Das Lager: Ein Pferdestall beim Hotel Haarlass

(siehe auch Tagebuch Vouaux)
Ich kam zur Waldarbeit in ein Kommando Ich war bei Ziegelhausen...
Vor vierzehn Tagen war ich zum ersten Mal in Heidelberg, um unser Lager zu besuchen, aber ich habe es nicht gefunden.
Es war ein Restaurant mit Namen „Haarlass“ , ich habe es nicht gefunden.

Wir waren dort in einem Pferdestall einquartiert. 

 

Also das war es kalt, es gab keine Heizung. Und das war ein heftiger Winter, damals, ein sehr heftiger Winter. Keine Heizung! Wir waren da neben dem Neckar und der Straße längs des Neckars. Also da war es schon kalt!
Ja, wir haben da in einem Stall gewohnt, wir waren 27. Zum Essen gingen wir ins Hotel. 

Unser Chef damals hieß „Spier“ oder so ein ähnlicher Name.
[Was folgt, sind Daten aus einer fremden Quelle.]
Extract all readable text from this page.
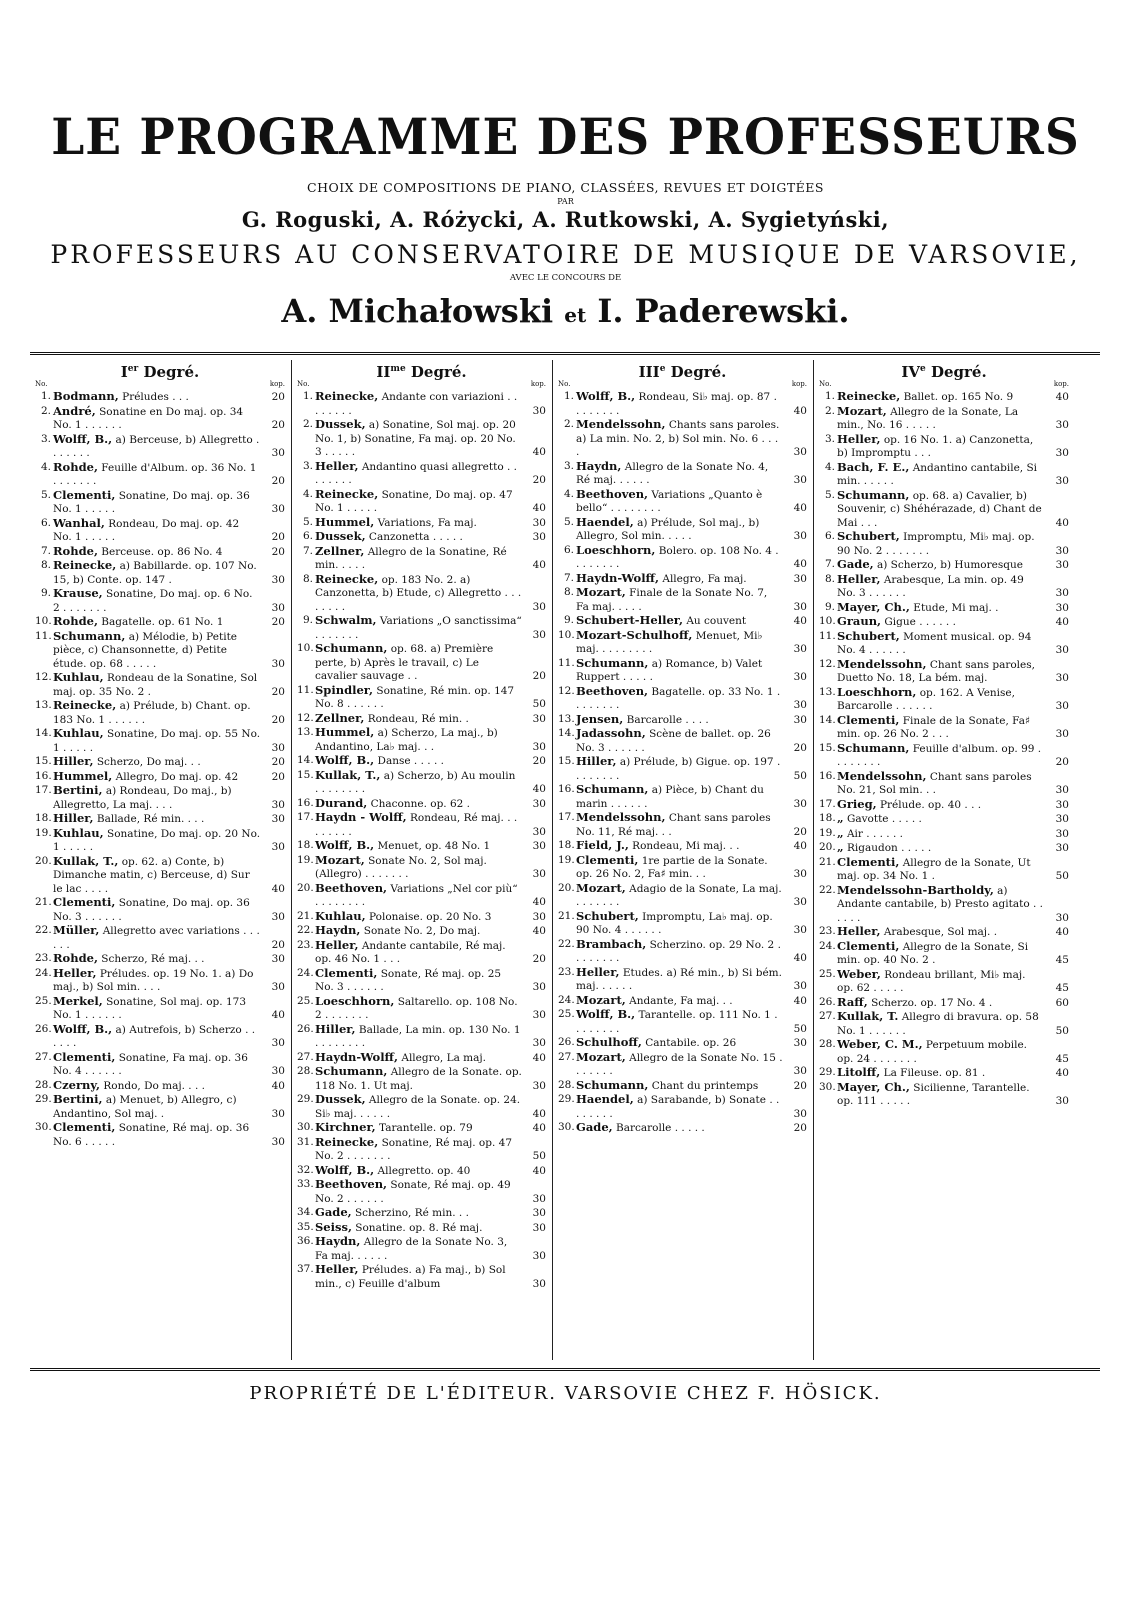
LE PROGRAMME DES PROFESSEURS
CHOIX DE COMPOSITIONS DE PIANO, CLASSÉES, REVUES ET DOIGTÉES
PAR
G. Roguski, A. Różycki, A. Rutkowski, A. Sygietyński,
PROFESSEURS AU CONSERVATOIRE DE MUSIQUE DE VARSOVIE,
AVEC LE CONCOURS DE
A. Michałowski et I. Paderewski.
Ier Degré.
No.	kop.
1. Bodmann, Préludes . . .	20
2. André, Sonatine en Do maj. op. 34 No. 1 . . . . . .	20
3. Wolff, B., a) Berceuse, b) Allegretto . . . . . . .	30
4. Rohde, Feuille d'Album. op. 36 No. 1 . . . . . . .	20
5. Clementi, Sonatine, Do maj. op. 36 No. 1 . . . . .	30
6. Wanhal, Rondeau, Do maj. op. 42 No. 1 . . . . .	20
7. Rohde, Berceuse. op. 86 No. 4	20
8. Reinecke, a) Babillarde. op. 107 No. 15, b) Conte. op. 147 .	30
9. Krause, Sonatine, Do maj. op. 6 No. 2 . . . . . . .	30
10. Rohde, Bagatelle. op. 61 No. 1	20
11. Schumann, a) Mélodie, b) Petite pièce, c) Chansonnette, d) Petite étude. op. 68 . . . . .	30
12. Kuhlau, Rondeau de la Sonatine, Sol maj. op. 35 No. 2 .	20
13. Reinecke, a) Prélude, b) Chant. op. 183 No. 1 . . . . . .	20
14. Kuhlau, Sonatine, Do maj. op. 55 No. 1 . . . . .	30
15. Hiller, Scherzo, Do maj. . .	20
16. Hummel, Allegro, Do maj. op. 42	20
17. Bertini, a) Rondeau, Do maj., b) Allegretto, La maj. . . .	30
18. Hiller, Ballade, Ré min. . . .	30
19. Kuhlau, Sonatine, Do maj. op. 20 No. 1 . . . . .	30
20. Kullak, T., op. 62. a) Conte, b) Dimanche matin, c) Berceuse, d) Sur le lac . . . .	40
21. Clementi, Sonatine, Do maj. op. 36 No. 3 . . . . . .	30
22. Müller, Allegretto avec variations . . . . . .	20
23. Rohde, Scherzo, Ré maj. . .	30
24. Heller, Préludes. op. 19 No. 1. a) Do maj., b) Sol min. . . .	30
25. Merkel, Sonatine, Sol maj. op. 173 No. 1 . . . . . .	40
26. Wolff, B., a) Autrefois, b) Scherzo . . . . . .	30
27. Clementi, Sonatine, Fa maj. op. 36 No. 4 . . . . . .	30
28. Czerny, Rondo, Do maj. . . .	40
29. Bertini, a) Menuet, b) Allegro, c) Andantino, Sol maj. .	30
30. Clementi, Sonatine, Ré maj. op. 36 No. 6 . . . . .	30
$II^{me}$ Degré.
No.	kop.
1. Reinecke, Andante con variazioni . . . . . . . .	30
2. Dussek, a) Sonatine, Sol maj. op. 20 No. 1, b) Sonatine, Fa maj. op. 20 No. 3 . . . . .	40
3. Heller, Andantino quasi allegretto . . . . . . . .	20
4. Reinecke, Sonatine, Do maj. op. 47 No. 1 . . . . .	40
5. Hummel, Variations, Fa maj.	30
6. Dussek, Canzonetta . . . . .	30
7. Zellner, Allegro de la Sonatine, Ré min. . . . .	40
8. Reinecke, op. 183 No. 2. a) Canzonetta, b) Etude, c) Allegretto . . . . . . . .	30
9. Schwalm, Variations „O sanctissima“ . . . . . . .	30
10. Schumann, op. 68. a) Première perte, b) Après le travail, c) Le cavalier sauvage . .	20
11. Spindler, Sonatine, Ré min. op. 147 No. 8 . . . . . .	50
12. Zellner, Rondeau, Ré min. .	30
13. Hummel, a) Scherzo, La maj., b) Andantino, La♭ maj. . .	30
14. Wolff, B., Danse . . . . .	20
15. Kullak, T., a) Scherzo, b) Au moulin . . . . . . . .	40
16. Durand, Chaconne. op. 62 .	30
17. Haydn - Wolff, Rondeau, Ré maj. . . . . . . . .	30
18. Wolff, B., Menuet, op. 48 No. 1	30
19. Mozart, Sonate No. 2, Sol maj. (Allegro) . . . . . . .	30
20. Beethoven, Variations „Nel cor più“ . . . . . . . .	40
21. Kuhlau, Polonaise. op. 20 No. 3	30
22. Haydn, Sonate No. 2, Do maj.	40
23. Heller, Andante cantabile, Ré maj. op. 46 No. 1 . . .	20
24. Clementi, Sonate, Ré maj. op. 25 No. 3 . . . . . .	30
25. Loeschhorn, Saltarello. op. 108 No. 2 . . . . . . .	30
26. Hiller, Ballade, La min. op. 130 No. 1 . . . . . . . .	30
27. Haydn-Wolff, Allegro, La maj.	40
28. Schumann, Allegro de la Sonate. op. 118 No. 1. Ut maj.	30
29. Dussek, Allegro de la Sonate. op. 24. Si♭ maj. . . . . .	40
30. Kirchner, Tarantelle. op. 79	40
31. Reinecke, Sonatine, Ré maj. op. 47 No. 2 . . . . . . .	50
32. Wolff, B., Allegretto. op. 40	40
33. Beethoven, Sonate, Ré maj. op. 49 No. 2 . . . . . .	30
34. Gade, Scherzino, Ré min. . .	30
35. Seiss, Sonatine. op. 8. Ré maj.	30
36. Haydn, Allegro de la Sonate No. 3, Fa maj. . . . . .	30
37. Heller, Préludes. a) Fa maj., b) Sol min., c) Feuille d'album	30
IIIe Degré.
No.	kop.
1. Wolff, B., Rondeau, Si♭ maj. op. 87 . . . . . . . .	40
2. Mendelssohn, Chants sans paroles. a) La min. No. 2, b) Sol min. No. 6 . . . .	30
3. Haydn, Allegro de la Sonate No. 4, Ré maj. . . . . .	30
4. Beethoven, Variations „Quanto è bello“ . . . . . . . .	40
5. Haendel, a) Prélude, Sol maj., b) Allegro, Sol min. . . . .	30
6. Loeschhorn, Bolero. op. 108 No. 4 . . . . . . . .	40
7. Haydn-Wolff, Allegro, Fa maj.	30
8. Mozart, Finale de la Sonate No. 7, Fa maj. . . . .	30
9. Schubert-Heller, Au couvent	40
10. Mozart-Schulhoff, Menuet, Mi♭ maj. . . . . . . . .	30
11. Schumann, a) Romance, b) Valet Ruppert . . . . .	30
12. Beethoven, Bagatelle. op. 33 No. 1 . . . . . . . .	30
13. Jensen, Barcarolle . . . .	30
14. Jadassohn, Scène de ballet. op. 26 No. 3 . . . . . .	20
15. Hiller, a) Prélude, b) Gigue. op. 197 . . . . . . . .	50
16. Schumann, a) Pièce, b) Chant du marin . . . . . .	30
17. Mendelssohn, Chant sans paroles No. 11, Ré maj. . .	20
18. Field, J., Rondeau, Mi maj. . .	40
19. Clementi, 1re partie de la Sonate. op. 26 No. 2, Fa♯ min. . .	30
20. Mozart, Adagio de la Sonate, La maj. . . . . . . .	30
21. Schubert, Impromptu, La♭ maj. op. 90 No. 4 . . . . . .	30
22. Brambach, Scherzino. op. 29 No. 2 . . . . . . . .	40
23. Heller, Etudes. a) Ré min., b) Si bém. maj. . . . . .	30
24. Mozart, Andante, Fa maj. . .	40
25. Wolff, B., Tarantelle. op. 111 No. 1 . . . . . . . .	50
26. Schulhoff, Cantabile. op. 26	30
27. Mozart, Allegro de la Sonate No. 15 . . . . . . .	30
28. Schumann, Chant du printemps	20
29. Haendel, a) Sarabande, b) Sonate . . . . . . . .	30
30. Gade, Barcarolle . . . . .	20
IVe Degré.
No.	kop.
1. Reinecke, Ballet. op. 165 No. 9	40
2. Mozart, Allegro de la Sonate, La min., No. 16 . . . . .	30
3. Heller, op. 16 No. 1. a) Canzonetta, b) Impromptu . . .	30
4. Bach, F. E., Andantino cantabile, Si min. . . . . .	30
5. Schumann, op. 68. a) Cavalier, b) Souvenir, c) Shéhérazade, d) Chant de Mai . . .	40
6. Schubert, Impromptu, Mi♭ maj. op. 90 No. 2 . . . . . . .	30
7. Gade, a) Scherzo, b) Humoresque	30
8. Heller, Arabesque, La min. op. 49 No. 3 . . . . . .	30
9. Mayer, Ch., Etude, Mi maj. .	30
10. Graun, Gigue . . . . . .	40
11. Schubert, Moment musical. op. 94 No. 4 . . . . . .	30
12. Mendelssohn, Chant sans paroles, Duetto No. 18, La bém. maj.	30
13. Loeschhorn, op. 162. A Venise, Barcarolle . . . . . .	30
14. Clementi, Finale de la Sonate, Fa♯ min. op. 26 No. 2 . . .	30
15. Schumann, Feuille d'album. op. 99 . . . . . . . .	20
16. Mendelssohn, Chant sans paroles No. 21, Sol min. . .	30
17. Grieg, Prélude. op. 40 . . .	30
18. „ Gavotte . . . . .	30
19. „ Air . . . . . .	30
20. „ Rigaudon . . . . .	30
21. Clementi, Allegro de la Sonate, Ut maj. op. 34 No. 1 .	50
22. Mendelssohn-Bartholdy, a) Andante cantabile, b) Presto agitato . . . . . .	30
23. Heller, Arabesque, Sol maj. .	40
24. Clementi, Allegro de la Sonate, Si min. op. 40 No. 2 .	45
25. Weber, Rondeau brillant, Mi♭ maj. op. 62 . . . . .	45
26. Raff, Scherzo. op. 17 No. 4 .	60
27. Kullak, T. Allegro di bravura. op. 58 No. 1 . . . . . .	50
28. Weber, C. M., Perpetuum mobile. op. 24 . . . . . . .	45
29. Litolff, La Fileuse. op. 81 .	40
30. Mayer, Ch., Sicilienne, Tarantelle. op. 111 . . . . .	30
PROPRIÉTÉ DE L'ÉDITEUR. VARSOVIE CHEZ F. HÖSICK.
Aber er hat uns nicht misshandelt, er war normal.

Waldarbeit für das Staatliche Forstamt

Bei der Arbeit hatten wir einen alten Forstgehilfen, der schon etwa 70 Jahre alte war, aber noch in voller Gesundheit stand. 
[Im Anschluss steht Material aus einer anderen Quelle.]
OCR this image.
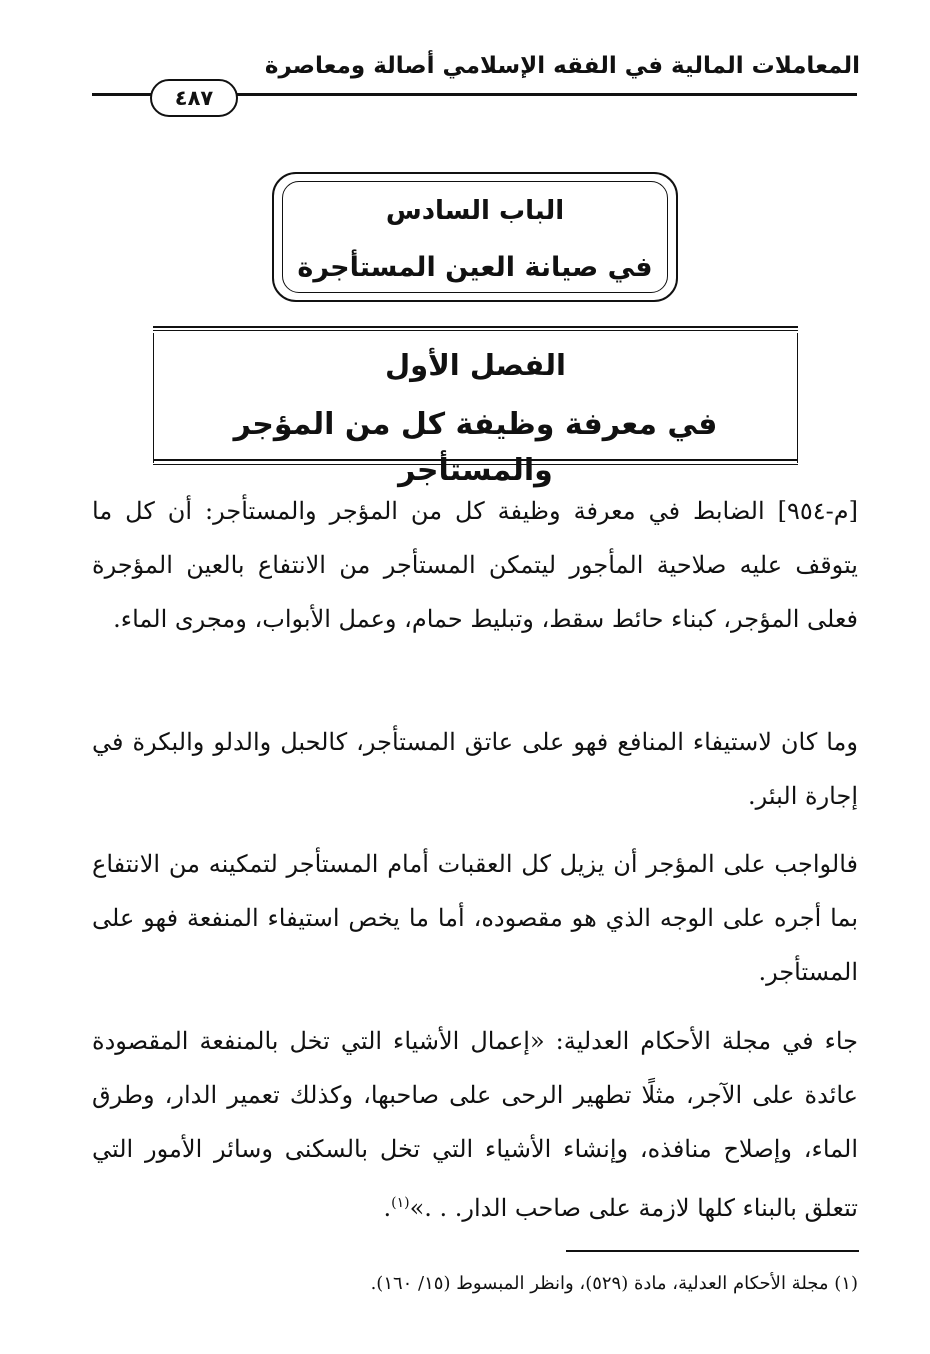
المعاملات المالية في الفقه الإسلامي أصالة ومعاصرة
٤٨٧
الباب السادس
في صيانة العين المستأجرة
الفصل الأول
في معرفة وظيفة كل من المؤجر والمستأجر
[م-٩٥٤] الضابط في معرفة وظيفة كل من المؤجر والمستأجر: أن كل ما يتوقف عليه صلاحية المأجور ليتمكن المستأجر من الانتفاع بالعين المؤجرة فعلى المؤجر، كبناء حائط سقط، وتبليط حمام، وعمل الأبواب، ومجرى الماء.
وما كان لاستيفاء المنافع فهو على عاتق المستأجر، كالحبل والدلو والبكرة في إجارة البئر.
فالواجب على المؤجر أن يزيل كل العقبات أمام المستأجر لتمكينه من الانتفاع بما أجره على الوجه الذي هو مقصوده، أما ما يخص استيفاء المنفعة فهو على المستأجر.
جاء في مجلة الأحكام العدلية: «إعمال الأشياء التي تخل بالمنفعة المقصودة عائدة على الآجر، مثلًا تطهير الرحى على صاحبها، وكذلك تعمير الدار، وطرق الماء، وإصلاح منافذه، وإنشاء الأشياء التي تخل بالسكنى وسائر الأمور التي تتعلق بالبناء كلها لازمة على صاحب الدار. . .»$^{(١)}$.
(١) مجلة الأحكام العدلية، مادة (٥٢٩)، وانظر المبسوط (١٥/ ١٦٠).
[= Ernst Hug, ein Hilfswaldhüter]
Aber wenn er uns kommandierte, tat es nicht auf böse Weise. Nein, er ging nicht böse mit uns um. Es war sogar so, dass er ganz zufrieden war, wenn er sah, dass die Flugzeuge die Eisenbahnlinie angriffen. Er sagte: „ Das sind die Allierten!“. Er war ganz zufrieden, wenn er die Flugzeuge sah...
Ich glaube nicht, dass wir für die Stadt gearbeitet haben, es war für den Staat. Das waren Forstbeamte, die Forstverwaltung...
Wir haben immer im Wald gearbeitet, vom November bis zum April.
Ich hatte einen Unfall beim Baumfällen. Da war ein großer Zweig und dann habe ich den Zweig unter dem Baum abgesägt, dabei hat sich der Baum gedreht und ein Zweig hat mich am Rücken getroffen. Ich hatte auf dem Rücken eine Prellung.
Beim Arzt haben sie mich ganz gut empfangen, ich wurde geröntgt zusammen mit zivilen Deutschen. Ich hatte einen Arzt wie die Deutschen, das war die allgemeine Röntgenabteilung. Ich wurde geröntgt, der Arzt hat mich angesehen, und er hat zu mir gesagt: Sie müssen weiterarbeiten. Sie müssen arbeiten.

 

Und es war kalt... Der Neckar war zugefroren. Manche haben ihn zu Fuß überquert. Aber ich habe ihn nicht überquert, denn ich habe dem Eis nicht getraut.

 

 

 

 

 


Wir konnten da im Wald  keine Feuer machen. Das, worunter wir am meisten gelitten haben, das war die Kälte.
Wir haben nie Kleider bekommen, nichts. Keine Handschuhe. Wir hatten immer eiskalte Hände.
Aber wir arbeiteten nicht viel. Die Deutschen wollten es: man sollte immer arbeiten, immer. Man durfte nie die Hände in die Taschen stecken. Ihr Prinzip war: Man musste immer arbeiten. Sie verlangten, dass man so viel wie möglich arbeitete, dass man ununterbrochen arbeitete. Aber ich habe trotzdem nicht viel gearbeitet.

 

Ehemaliges Hotel Haarlass, direkt am Neckar

 

Andere Zwangsarbeiter

Aber aufs Ganze gesehen waren wir nicht schlecht dran. Die Franzosen waren bei den Deutschen gut angesehen, besser als die Russen oder die Polen und alle die Leute aus dem Osten, die waren schlecht dran. Mitten bei Luftalarm waren sie draußen. Denn die Eisenbahnlinien wurden immer bombardiert, sie mussten aufrecht gehen und gehen, um die Schienen zu reparieren während die Flugzeuge kamen, während wir in Deckung gehen konnten. - - -

Am Kriegsende

Wir haben sogar die Gewehre in den Baracken versteckt, ihr seht, dass sie Vertrauen in uns hatten. Wir waren keine Halunken, wir waren wie ihr..
Wir haben also die Gewehre versteckt, Jagdgewehre, die Gewehre der Förster haben wir in der Jägerbaracke unter dem Fußboden versteckt, damit die Amerikaner sie nicht bekamen. Sie hatten also schon ziemlich Vertrauen in uns.